Posted by fidest press agency su giovedì, 23 febbraio 2017

unicefSecondo l’UNICEF, quest’anno, circa 1,4 milioni di bambini sono a rischio di morte imminente per malnutrizione acuta grave, viste le incombenti carestie in Nigeria, Somalia, Sud Sudan e Yemen.“Il tempo sta per finire per oltre 1 milione di bambini”, ha dichiarato Anthony Lake, Direttore generale dell’UNICEF. “Possiamo ancora salvare tante vite. La malnutrizione acuta e l’incombente carestia sono principalmente causate dall’uomo. Il nostro comune sentire richiede azioni più veloci. Non dobbiamo ripetere la tragedia della carestia nel Corno d’Africa del 2011.”
In Sud Sudan, un paese colpito da conflitti, povertà e insicurezza, oltre 270.000 bambini sono gravemente malnutriti. La carestia è stata recentemente dichiarata in alcune zone dello Stato di Unity nella parte centrosettentrionale del Paese, dove vivono 20.000 bambini. Se non sarà fatto nulla per bloccare la gravità e la diffusione della crisi alimentare, il numero totale di persone colpite nel paese ci si aspetta crescerà da 4,9 a 5,5 milioni con il culminare della stagione secca a luglio.
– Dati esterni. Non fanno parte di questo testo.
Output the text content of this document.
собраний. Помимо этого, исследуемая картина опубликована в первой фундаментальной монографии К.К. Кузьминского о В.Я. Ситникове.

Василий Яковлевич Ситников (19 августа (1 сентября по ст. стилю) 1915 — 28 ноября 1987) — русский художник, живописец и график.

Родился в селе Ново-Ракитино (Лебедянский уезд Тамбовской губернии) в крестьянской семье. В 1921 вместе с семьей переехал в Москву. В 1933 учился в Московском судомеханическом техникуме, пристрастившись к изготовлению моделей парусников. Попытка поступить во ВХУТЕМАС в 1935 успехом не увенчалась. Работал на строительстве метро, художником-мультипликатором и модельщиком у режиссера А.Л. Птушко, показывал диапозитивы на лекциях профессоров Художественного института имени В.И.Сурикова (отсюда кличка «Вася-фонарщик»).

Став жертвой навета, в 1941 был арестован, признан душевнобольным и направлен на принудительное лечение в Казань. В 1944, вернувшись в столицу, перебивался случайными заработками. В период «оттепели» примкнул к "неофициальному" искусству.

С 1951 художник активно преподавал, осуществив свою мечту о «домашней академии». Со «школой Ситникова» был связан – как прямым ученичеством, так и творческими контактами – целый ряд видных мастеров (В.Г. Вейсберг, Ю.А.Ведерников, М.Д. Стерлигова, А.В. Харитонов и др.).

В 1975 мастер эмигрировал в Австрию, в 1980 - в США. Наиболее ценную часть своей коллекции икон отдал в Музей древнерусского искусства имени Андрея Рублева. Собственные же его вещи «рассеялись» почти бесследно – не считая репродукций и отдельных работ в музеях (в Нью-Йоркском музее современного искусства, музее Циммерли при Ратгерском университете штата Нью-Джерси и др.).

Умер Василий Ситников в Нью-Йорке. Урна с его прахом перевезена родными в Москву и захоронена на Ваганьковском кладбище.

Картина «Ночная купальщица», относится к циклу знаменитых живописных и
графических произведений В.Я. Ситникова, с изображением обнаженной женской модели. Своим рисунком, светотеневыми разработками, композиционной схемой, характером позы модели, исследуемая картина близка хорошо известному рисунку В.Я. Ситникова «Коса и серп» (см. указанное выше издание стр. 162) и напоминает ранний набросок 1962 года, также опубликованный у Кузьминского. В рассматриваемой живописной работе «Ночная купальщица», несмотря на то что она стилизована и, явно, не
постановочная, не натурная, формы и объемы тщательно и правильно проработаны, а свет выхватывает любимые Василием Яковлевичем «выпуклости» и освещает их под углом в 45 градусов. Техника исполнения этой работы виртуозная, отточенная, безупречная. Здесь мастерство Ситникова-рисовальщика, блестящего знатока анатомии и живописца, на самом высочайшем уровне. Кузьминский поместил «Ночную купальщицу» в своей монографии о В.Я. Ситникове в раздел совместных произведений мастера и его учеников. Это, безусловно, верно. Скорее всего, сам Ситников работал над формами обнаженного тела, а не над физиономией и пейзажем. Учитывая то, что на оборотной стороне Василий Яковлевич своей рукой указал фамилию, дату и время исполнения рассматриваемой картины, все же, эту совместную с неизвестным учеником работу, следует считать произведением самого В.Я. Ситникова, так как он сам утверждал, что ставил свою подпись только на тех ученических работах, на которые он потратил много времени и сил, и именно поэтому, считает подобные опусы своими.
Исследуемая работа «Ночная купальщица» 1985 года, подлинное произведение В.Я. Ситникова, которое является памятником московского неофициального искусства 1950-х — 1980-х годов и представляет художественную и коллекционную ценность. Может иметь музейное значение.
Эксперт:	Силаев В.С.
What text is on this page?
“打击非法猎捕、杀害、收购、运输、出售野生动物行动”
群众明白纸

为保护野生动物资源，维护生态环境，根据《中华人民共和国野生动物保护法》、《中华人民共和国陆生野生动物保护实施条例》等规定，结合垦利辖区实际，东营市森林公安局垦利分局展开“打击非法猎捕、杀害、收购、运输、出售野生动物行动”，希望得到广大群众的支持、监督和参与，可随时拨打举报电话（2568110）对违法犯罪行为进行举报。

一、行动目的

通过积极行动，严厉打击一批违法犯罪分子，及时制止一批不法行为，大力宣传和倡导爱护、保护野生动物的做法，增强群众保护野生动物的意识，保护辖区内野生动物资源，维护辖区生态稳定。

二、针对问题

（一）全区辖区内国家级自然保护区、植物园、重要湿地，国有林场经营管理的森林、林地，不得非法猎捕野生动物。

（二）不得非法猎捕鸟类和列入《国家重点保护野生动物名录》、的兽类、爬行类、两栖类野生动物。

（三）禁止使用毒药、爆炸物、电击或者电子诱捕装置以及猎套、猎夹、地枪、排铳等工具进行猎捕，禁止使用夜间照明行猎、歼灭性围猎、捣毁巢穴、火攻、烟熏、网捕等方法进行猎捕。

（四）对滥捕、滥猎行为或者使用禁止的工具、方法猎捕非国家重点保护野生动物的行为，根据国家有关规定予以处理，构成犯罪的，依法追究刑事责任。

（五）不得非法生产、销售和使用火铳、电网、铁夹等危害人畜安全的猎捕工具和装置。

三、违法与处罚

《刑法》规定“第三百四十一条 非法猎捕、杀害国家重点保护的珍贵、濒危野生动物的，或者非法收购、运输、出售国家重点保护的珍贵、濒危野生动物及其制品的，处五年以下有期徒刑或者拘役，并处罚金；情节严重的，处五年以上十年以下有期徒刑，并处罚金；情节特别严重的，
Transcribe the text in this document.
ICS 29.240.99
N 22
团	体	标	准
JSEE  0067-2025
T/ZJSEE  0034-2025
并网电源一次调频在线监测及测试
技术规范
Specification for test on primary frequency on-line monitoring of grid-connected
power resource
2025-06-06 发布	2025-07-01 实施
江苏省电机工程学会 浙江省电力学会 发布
In Somalia, la siccità sta minacciando una già fragile popolazione danneggiata da anni di conflitto. Circa la metà della popolazione, 6,2 milioni di persone, stanno affrontando una grave situazione di insicurezza alimentare e hanno bisogno di assistenza umanitaria. Quest’anno si prevede che circa 185.000 bambini soffriranno di malnutrizione acuta grave, nei prossimi mesi questo dato ci si aspetta arriverà a 270.000.
Nel Nordest della Nigeria, il numero di bambini colpiti da malnutrizione acuta grave ci si aspetta che quest’anno arriverà a 450.000 negli stati colpiti dal conflitto di Adamawa, Borno e Yobi. Secondo il Fews Net- il Sistema di allerta precoce della carestia che monitora l’insicurezza alimentare – l’anno scorso la carestia probabilmente era presente in alcune delle aree precedentemente inaccessibili degli Stati del Borno, è probabilmente in corso e si espanderà in altre aree che non sono ancora state raggiunte dagli aiuti umanitari.
In Yemen, a causa degli ultimi due anni di violenti conflitti, 462.000 bambini sono attualmente colpiti da malnutrizione acuta grave – con un aumento dal 2014 di circa il 200%.
Quest’anno, l’UNICEF sta lavorando con i suoi partner per garantire cure terapeutiche a 220.000 bambini gravemente malnutriti in Nigeria; oltre 200.000 bambini gravemente malnutriti in Sud Sudan; oltre 200.000 bambini gravemente malnutriti in Somalia e 320.000 bambini in Yemen.